In 2014, I chose three words as indicators of my goals for the year:  Transform, Delight and Prosper.  I certainly have met with surprising success (i.e. prosperity) professionally during the past twelve months and am learning to delight in the unique ways that my Creator formed me, which includes embracing my physical beauty (gasp, blush!).  The year has unfolded in many unexpected ways, however, and one of the biggest surprises was that transformation does not come without pain and discomfort.

In many ways, 2014 has rivaled 2012 in terms of personal pain and loss.  Indeed, the definition of transformation describes a "thorough or dramatic change, a metamorphosis, overhaul, remodel or reworking of the form, appearance or characteristic of a person or thing."  Relationships that I held dear have not survived my own personal transformation.  One of the notions that I am embracing is that transformation and growth will bring pushback from systems that thrive on homeostasis.  And this pushback can and often does result in broken connections.

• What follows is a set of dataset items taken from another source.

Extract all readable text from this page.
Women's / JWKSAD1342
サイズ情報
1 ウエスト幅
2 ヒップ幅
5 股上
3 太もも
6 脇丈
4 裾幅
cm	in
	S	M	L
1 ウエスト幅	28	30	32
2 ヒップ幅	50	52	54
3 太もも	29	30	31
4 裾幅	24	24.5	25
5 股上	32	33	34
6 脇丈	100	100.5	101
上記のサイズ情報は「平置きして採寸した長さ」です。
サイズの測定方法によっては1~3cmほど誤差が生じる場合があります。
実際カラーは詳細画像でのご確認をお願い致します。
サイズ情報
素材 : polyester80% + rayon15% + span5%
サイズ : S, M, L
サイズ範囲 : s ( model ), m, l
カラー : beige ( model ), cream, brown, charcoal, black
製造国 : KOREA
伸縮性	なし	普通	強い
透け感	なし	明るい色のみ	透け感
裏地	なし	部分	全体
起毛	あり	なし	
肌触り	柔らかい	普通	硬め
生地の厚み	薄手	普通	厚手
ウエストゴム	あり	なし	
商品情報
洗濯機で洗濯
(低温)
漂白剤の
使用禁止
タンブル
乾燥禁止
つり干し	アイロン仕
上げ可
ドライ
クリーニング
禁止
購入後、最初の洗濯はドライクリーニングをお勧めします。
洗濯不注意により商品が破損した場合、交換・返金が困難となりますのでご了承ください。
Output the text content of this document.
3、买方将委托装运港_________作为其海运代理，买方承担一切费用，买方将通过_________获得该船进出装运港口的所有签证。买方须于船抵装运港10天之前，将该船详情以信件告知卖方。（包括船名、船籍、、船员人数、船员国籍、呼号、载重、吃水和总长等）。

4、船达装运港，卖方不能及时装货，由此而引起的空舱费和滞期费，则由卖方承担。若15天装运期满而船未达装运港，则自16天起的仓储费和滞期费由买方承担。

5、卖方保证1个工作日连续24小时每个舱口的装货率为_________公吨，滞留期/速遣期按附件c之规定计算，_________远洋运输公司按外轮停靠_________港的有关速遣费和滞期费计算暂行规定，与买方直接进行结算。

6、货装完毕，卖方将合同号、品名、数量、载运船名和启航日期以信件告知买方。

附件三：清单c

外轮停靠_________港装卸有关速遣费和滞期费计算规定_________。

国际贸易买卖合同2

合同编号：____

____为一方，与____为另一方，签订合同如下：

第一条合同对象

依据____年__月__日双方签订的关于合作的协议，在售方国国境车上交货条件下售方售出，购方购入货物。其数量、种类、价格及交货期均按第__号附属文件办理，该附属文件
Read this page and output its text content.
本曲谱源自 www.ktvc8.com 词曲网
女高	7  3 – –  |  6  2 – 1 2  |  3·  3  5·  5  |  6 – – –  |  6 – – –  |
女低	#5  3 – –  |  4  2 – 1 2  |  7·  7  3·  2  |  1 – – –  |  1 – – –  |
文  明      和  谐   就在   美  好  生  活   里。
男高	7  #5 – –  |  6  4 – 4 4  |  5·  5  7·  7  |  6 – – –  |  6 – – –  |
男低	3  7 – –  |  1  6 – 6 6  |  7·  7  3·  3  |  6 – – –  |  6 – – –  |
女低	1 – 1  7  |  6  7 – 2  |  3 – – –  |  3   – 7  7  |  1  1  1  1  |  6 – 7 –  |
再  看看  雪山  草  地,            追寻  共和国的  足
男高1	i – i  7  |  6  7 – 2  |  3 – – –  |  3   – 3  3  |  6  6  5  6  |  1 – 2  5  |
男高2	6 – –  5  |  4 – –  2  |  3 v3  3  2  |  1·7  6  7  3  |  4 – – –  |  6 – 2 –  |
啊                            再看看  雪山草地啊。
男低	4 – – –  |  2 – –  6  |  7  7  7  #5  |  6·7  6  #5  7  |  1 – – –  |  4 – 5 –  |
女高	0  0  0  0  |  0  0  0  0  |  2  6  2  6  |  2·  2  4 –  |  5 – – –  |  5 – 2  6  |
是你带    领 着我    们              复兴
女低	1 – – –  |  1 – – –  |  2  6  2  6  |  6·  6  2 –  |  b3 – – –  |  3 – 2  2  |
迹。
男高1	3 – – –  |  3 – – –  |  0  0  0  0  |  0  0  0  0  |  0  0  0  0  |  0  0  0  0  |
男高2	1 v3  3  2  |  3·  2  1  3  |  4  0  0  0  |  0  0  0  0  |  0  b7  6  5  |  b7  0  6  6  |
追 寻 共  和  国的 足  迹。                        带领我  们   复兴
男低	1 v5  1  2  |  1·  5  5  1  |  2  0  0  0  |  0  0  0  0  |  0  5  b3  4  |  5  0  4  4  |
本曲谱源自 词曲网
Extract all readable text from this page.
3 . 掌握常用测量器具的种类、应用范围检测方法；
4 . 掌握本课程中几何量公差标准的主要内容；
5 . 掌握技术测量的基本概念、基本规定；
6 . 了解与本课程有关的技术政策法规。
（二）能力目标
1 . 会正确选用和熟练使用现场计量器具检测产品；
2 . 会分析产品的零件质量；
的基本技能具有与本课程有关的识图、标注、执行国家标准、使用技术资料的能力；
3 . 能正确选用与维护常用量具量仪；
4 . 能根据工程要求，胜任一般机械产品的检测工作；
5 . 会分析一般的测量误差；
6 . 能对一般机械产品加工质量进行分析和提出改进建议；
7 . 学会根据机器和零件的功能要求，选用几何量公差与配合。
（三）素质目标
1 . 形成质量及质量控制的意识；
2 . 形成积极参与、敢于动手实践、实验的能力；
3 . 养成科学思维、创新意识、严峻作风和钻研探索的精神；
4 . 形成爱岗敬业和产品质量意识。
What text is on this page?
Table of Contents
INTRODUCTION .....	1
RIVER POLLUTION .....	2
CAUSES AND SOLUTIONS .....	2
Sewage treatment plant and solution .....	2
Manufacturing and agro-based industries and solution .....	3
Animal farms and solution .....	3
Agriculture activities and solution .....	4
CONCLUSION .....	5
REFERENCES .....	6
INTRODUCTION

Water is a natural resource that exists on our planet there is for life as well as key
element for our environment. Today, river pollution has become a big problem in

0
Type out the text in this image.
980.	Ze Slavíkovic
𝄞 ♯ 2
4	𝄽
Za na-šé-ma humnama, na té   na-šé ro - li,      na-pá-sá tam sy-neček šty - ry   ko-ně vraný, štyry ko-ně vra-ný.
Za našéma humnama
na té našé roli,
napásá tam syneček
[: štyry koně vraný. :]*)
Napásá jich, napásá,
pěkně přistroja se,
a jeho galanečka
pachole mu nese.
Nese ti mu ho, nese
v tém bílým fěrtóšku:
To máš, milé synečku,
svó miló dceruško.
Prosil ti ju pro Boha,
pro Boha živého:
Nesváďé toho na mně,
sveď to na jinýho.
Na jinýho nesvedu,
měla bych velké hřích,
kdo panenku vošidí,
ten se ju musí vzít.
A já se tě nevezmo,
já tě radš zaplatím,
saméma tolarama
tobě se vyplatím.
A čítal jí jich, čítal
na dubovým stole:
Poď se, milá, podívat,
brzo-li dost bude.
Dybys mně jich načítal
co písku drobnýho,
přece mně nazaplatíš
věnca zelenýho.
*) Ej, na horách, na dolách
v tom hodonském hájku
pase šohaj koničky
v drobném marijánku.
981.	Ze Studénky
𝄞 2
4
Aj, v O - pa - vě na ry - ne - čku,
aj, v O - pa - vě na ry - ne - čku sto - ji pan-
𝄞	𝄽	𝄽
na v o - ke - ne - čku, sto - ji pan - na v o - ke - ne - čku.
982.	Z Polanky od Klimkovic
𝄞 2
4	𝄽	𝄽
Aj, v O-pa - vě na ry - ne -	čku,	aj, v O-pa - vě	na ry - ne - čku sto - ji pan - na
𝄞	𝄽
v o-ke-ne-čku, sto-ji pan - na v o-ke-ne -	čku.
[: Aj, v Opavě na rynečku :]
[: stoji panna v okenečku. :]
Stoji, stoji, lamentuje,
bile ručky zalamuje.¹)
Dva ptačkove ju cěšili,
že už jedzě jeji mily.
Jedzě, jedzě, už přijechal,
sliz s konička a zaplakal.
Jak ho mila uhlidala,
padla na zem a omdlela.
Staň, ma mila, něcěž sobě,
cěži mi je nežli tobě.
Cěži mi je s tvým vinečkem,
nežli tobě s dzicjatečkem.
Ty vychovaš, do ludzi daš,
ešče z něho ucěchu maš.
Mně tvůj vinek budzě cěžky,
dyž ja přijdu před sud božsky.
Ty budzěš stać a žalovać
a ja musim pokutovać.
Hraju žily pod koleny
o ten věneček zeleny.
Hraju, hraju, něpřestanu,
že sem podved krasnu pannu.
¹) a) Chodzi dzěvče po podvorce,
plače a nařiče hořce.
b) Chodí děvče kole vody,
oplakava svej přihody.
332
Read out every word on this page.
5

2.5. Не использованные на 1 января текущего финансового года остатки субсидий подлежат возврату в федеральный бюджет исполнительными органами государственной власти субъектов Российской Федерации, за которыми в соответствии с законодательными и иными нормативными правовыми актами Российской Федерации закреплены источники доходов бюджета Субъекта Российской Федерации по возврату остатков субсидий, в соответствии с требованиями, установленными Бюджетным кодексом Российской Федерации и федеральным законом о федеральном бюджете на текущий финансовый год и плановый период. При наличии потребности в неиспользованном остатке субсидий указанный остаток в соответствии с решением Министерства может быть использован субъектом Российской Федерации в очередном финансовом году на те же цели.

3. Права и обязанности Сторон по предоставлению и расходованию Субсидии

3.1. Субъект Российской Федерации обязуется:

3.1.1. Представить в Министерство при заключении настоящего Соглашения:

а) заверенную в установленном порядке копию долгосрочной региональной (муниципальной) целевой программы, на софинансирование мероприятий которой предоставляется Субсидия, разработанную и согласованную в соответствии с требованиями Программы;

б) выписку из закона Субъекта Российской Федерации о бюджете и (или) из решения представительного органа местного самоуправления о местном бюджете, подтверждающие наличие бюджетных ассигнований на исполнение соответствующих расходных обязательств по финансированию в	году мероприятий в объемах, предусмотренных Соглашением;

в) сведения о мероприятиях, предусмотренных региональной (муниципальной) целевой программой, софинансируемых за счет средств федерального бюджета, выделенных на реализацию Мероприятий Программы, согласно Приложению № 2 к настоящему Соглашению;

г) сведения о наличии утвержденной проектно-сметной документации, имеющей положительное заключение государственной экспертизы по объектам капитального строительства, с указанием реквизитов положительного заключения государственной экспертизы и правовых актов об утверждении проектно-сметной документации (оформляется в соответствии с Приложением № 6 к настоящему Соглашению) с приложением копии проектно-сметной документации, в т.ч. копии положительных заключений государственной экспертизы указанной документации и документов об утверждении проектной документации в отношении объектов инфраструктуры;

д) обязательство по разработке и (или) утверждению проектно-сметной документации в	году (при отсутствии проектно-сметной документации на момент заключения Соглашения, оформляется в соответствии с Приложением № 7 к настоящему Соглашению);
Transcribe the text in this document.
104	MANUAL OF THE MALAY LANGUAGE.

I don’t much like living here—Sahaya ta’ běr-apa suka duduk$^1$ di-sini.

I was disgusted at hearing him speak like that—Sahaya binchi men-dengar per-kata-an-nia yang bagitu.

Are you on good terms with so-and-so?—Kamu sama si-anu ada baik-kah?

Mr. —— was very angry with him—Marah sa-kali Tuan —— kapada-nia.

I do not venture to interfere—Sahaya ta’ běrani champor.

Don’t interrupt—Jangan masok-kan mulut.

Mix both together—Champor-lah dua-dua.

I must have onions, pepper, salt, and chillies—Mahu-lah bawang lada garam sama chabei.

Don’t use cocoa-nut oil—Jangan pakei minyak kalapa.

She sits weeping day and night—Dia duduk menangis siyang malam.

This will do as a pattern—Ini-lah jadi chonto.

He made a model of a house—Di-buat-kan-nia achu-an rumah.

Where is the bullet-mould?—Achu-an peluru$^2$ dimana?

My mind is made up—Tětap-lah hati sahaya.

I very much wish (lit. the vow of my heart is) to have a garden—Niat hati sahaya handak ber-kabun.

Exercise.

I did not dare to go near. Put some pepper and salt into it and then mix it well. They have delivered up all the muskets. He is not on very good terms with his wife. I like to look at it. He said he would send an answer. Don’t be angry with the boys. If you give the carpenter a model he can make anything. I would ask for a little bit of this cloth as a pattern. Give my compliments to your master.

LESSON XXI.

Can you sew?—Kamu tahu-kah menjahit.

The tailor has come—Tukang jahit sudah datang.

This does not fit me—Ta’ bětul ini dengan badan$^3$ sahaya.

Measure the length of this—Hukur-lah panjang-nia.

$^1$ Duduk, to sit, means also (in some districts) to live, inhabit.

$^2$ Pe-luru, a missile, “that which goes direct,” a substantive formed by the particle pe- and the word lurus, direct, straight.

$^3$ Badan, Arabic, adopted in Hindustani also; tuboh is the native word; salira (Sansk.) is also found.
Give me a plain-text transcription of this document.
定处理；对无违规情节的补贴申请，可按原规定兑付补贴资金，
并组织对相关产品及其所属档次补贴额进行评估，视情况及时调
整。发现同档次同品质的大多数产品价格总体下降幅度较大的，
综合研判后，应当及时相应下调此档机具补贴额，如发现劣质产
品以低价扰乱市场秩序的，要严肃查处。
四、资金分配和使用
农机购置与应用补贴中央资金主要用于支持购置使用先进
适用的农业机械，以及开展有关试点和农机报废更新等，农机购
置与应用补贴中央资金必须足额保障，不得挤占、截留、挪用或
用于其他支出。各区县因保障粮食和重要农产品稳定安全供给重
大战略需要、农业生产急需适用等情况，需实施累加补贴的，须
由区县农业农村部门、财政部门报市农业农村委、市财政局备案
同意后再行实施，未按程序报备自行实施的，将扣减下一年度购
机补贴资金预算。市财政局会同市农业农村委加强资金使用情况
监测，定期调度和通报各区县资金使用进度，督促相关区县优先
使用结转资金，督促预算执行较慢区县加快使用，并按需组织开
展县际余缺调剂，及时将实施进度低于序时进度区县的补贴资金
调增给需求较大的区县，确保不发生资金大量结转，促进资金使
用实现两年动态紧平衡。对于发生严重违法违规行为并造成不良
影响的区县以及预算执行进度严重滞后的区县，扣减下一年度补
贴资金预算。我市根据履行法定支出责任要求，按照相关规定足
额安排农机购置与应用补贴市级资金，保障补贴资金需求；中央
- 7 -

So 2015 will be the "Year of Healthy Connections."  According to shame researcher Dr. Brene Brown, "Belonging (i.e. connection) is the innate human desire to be part of something larger than us.  Because this yearning is so primal, we often try to acquire it by fitting in and by seeking approval, which are not only hollow substitutes for belonging, but often barriers to it."  She goes on to emphasize that "true belonging only happens when we present our authentic, imperfect selves to the world, our sense of belonging can never be greater than our level of self-acceptance. (Brown, Daring Greatly).  So healthy connections begins with self-acceptance and eschewing approval-seeking behaviors.

Additionally, Dr. Brown writes that "Living a connected life ultimately is about setting boundaries, spending less time and energy hustling and winning over people who don't matter and seeing the value of working on cultivating connection with family and close friends."  I would add that sometimes it is impossible to build healthy connections with our biological family so we work to create a family of choice as a substitute.

Healthy connections will require:
  • Stepping out of my comfort zone and daring to trust and engage with others.
  • Continuing to work on self-acceptance.
  • Being aware of approval-seeking behavior (my default setting) and work to stop it.
  • Maintaining good boundaires.
  • Showing up and allowing my authentic self to be seen.
"Out with the old; in with the new" is a mantra often heard this time of year.  A new year offers a fresh start, not a "do-over" necessarily but a new opportunity to do things differently.  We replace the old calendar with a new one and we can aim to replace old, hurtful behaviors/relationships with new healthier ones.  In establishing healthier connections, it will be important to remember this final reminder from Dr. Brown:  "Don't try to win over the haters; you are not a jackass whisperer." Amen!